Without the grumble of a V8, the fizz of a high-revving six-cylinder, or the whoosh of a turbocharged four-banger, drivers still expect to hear something when hitting the accelerator, even in an electric vehicle. As gasoline-engine performance cars are getting quieter, automakers have been adding synthetic engine sounds for years — the Acura TLX, Ford Mustang, and Honda Civic Type R come to mind. But fake noise is also embedded into EVs, producing mechanical propulsion sounds both inside the car and out.
Why Do EVs Need a “Fake” Engine Noise?
Fake or synthetic engine noises are pre-recorded soundtracks played through a vehicle's speakers, inside and outside of the car. While one of the main appeals for new EV owners is the lack of engine noise, it's imperative for safety reasons for nearby pedestrians or bicyclists to hear an oncoming EV.
Since 2019 in Europe and 2022 in Canada, government regulations have demanded EVs produce a synthetic whirring sound when driving at slow speeds. Fake engine noise can also counter the sound of an EV's climate-control fans and tires.
Driving an EV without sound is "all well and good, but acoustic feedback is part of the driving experience," according to Tobias Hillers, Section Head of Active Sound Design at the Porsche Development Center in Weissach, Germany.
"Sound is a fundamental part of the emotional driving experience in a BMW," agrees Adrian van Hooydonk, Head of BMW Group Design. A collaboration between BMW and Grammy and Academy Award-winning film score composer Hans Zimmer is behind the fake engine sounds that can be heard in the all-electric BMW i4, iX, and the forthcoming new i5 and i7 models. Marketed as "BMW IconicSounds Electric," BMW says the new sounds "reflect the specific performance characteristics of an electrified BMW in a completely new way."

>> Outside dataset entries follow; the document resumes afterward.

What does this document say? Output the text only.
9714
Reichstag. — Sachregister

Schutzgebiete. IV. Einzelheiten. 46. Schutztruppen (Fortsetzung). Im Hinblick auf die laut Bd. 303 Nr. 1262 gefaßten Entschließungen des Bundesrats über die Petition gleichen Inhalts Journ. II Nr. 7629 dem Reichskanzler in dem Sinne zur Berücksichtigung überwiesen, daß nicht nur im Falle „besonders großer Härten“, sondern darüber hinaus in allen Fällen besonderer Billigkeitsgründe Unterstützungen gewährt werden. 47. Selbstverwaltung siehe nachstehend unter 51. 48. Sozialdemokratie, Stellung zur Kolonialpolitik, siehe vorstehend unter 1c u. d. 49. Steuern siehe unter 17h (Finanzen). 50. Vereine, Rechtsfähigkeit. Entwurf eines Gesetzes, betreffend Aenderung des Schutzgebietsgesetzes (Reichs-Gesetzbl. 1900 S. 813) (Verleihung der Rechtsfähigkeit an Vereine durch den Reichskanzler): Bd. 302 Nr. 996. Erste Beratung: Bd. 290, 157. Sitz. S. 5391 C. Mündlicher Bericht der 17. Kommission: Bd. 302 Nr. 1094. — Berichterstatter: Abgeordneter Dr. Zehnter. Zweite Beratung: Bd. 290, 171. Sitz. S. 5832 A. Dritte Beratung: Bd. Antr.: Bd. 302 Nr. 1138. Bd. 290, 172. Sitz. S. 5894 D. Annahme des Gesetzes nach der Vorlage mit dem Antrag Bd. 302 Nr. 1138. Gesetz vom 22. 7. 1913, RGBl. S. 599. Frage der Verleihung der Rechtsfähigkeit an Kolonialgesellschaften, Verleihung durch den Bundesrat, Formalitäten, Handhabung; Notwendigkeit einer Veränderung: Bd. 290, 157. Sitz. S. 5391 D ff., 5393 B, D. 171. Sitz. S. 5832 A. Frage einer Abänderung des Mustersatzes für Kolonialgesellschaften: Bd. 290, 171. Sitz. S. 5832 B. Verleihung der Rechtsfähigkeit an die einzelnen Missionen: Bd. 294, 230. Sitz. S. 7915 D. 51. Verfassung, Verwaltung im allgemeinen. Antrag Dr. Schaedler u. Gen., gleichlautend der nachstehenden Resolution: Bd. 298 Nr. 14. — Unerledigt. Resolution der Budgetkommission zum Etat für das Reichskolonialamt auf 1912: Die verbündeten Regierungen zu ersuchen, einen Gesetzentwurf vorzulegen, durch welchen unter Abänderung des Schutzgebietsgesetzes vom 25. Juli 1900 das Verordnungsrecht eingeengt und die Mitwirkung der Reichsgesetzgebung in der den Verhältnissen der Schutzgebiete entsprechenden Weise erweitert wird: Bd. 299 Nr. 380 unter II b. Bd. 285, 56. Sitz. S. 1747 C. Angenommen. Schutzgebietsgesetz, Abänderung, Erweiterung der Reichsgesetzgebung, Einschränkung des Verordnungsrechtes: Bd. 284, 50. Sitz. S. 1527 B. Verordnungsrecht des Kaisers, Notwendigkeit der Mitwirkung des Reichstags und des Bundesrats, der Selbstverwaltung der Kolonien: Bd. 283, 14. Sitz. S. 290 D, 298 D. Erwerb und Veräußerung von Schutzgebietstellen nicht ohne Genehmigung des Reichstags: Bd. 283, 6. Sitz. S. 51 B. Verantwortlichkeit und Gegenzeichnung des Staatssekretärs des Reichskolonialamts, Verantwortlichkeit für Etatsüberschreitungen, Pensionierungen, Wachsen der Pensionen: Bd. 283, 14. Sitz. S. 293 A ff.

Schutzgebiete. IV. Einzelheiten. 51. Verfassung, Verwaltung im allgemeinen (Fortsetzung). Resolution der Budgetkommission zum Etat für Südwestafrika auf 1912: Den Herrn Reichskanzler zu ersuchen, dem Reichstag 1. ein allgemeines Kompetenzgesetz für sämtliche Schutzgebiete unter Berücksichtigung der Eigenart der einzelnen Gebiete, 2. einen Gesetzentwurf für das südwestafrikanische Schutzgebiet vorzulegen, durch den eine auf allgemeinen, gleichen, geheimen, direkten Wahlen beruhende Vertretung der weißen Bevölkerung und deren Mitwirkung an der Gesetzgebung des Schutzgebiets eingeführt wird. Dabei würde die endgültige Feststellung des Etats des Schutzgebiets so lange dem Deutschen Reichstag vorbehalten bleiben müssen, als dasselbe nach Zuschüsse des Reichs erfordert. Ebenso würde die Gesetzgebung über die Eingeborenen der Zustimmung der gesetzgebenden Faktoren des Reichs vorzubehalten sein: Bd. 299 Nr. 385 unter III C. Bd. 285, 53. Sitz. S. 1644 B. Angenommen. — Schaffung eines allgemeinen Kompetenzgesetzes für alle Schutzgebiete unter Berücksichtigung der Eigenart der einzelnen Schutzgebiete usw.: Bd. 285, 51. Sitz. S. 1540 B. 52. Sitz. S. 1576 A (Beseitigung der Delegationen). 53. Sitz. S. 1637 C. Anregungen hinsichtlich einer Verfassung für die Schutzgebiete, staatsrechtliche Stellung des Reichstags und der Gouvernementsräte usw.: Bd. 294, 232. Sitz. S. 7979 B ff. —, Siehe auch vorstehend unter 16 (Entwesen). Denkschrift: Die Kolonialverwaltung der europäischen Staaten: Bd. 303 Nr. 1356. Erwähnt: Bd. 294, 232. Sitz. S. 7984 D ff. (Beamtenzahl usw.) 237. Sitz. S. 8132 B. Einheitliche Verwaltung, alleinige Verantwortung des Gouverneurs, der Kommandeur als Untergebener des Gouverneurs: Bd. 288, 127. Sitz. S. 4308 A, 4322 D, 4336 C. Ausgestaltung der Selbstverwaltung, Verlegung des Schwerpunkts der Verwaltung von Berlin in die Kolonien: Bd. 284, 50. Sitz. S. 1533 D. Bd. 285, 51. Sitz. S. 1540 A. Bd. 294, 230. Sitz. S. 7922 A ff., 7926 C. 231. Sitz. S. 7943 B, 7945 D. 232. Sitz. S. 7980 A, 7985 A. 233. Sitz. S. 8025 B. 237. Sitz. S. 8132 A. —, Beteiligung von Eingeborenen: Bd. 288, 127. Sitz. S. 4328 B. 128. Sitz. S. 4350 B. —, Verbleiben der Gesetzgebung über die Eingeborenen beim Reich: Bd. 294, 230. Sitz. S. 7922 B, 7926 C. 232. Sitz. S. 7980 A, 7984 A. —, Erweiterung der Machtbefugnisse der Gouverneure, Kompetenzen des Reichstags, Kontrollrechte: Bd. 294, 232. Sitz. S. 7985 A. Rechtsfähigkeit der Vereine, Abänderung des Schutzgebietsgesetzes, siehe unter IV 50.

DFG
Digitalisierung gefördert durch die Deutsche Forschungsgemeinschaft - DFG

The Noise Maybe Be Fake, but the Experience Needs to Sound Real
Starting in 2012, Hillers and his Sound and Concepts team at Porsche has led the development of what is now known as the "Porsche Electric Sport Sound," which debuted on the Mission E concept in 2015 and with the German automaker's first battery-electric production vehicle, the 2020 Taycan. The sound mimics a sort of sci-fi spaceship-like woosh that gets louder the harder the accelerator is pressed.
The Porsche Electric Sport Sound was developed in the studio, on the road, and at the race track with Porsche's 919 Hybrid Le Mans racecar.
“We once spent three weeks at Porsche's Nardò Technical Centre in Italy creating sounds and trying them out on the test tracks there," explains Hillers.
For Hillers, the biggest challenge was making a new sound appropriate for a new type of Porsche. Like iconic gas-powered Porsches, such as the 356 and 911, the Taycan provides the driver with clear feedback that also enhances how engaged a driver can feel with it. Hillers needed to create some authentic sounds, not just sounds designed in the studio.
"If you hear the 919 Hybrid, which has an internal combustion engine in the back and the enormous boost of the electric motor at the front axle, the powertrain makes low frequencies to very high frequencies with no gear shifts in between," says Hillers.
When It Comes to Composing Fake EV Sounds, the Beat Goes On
While Porsche’s Taycan has now been on sale for a few years, Hillers' team is still hard at work, preparing for the next wave of all-electric Porsches. And each new Porsche EV will get its own synthetic acoustic signature.
"I remember a quote from Ferdinand Porsche,” says Hillers. “He couldn't find the car he wanted to have, so he built his own. Like our approach with sound, if we can’t find what we want, we create the software and techniques on our own."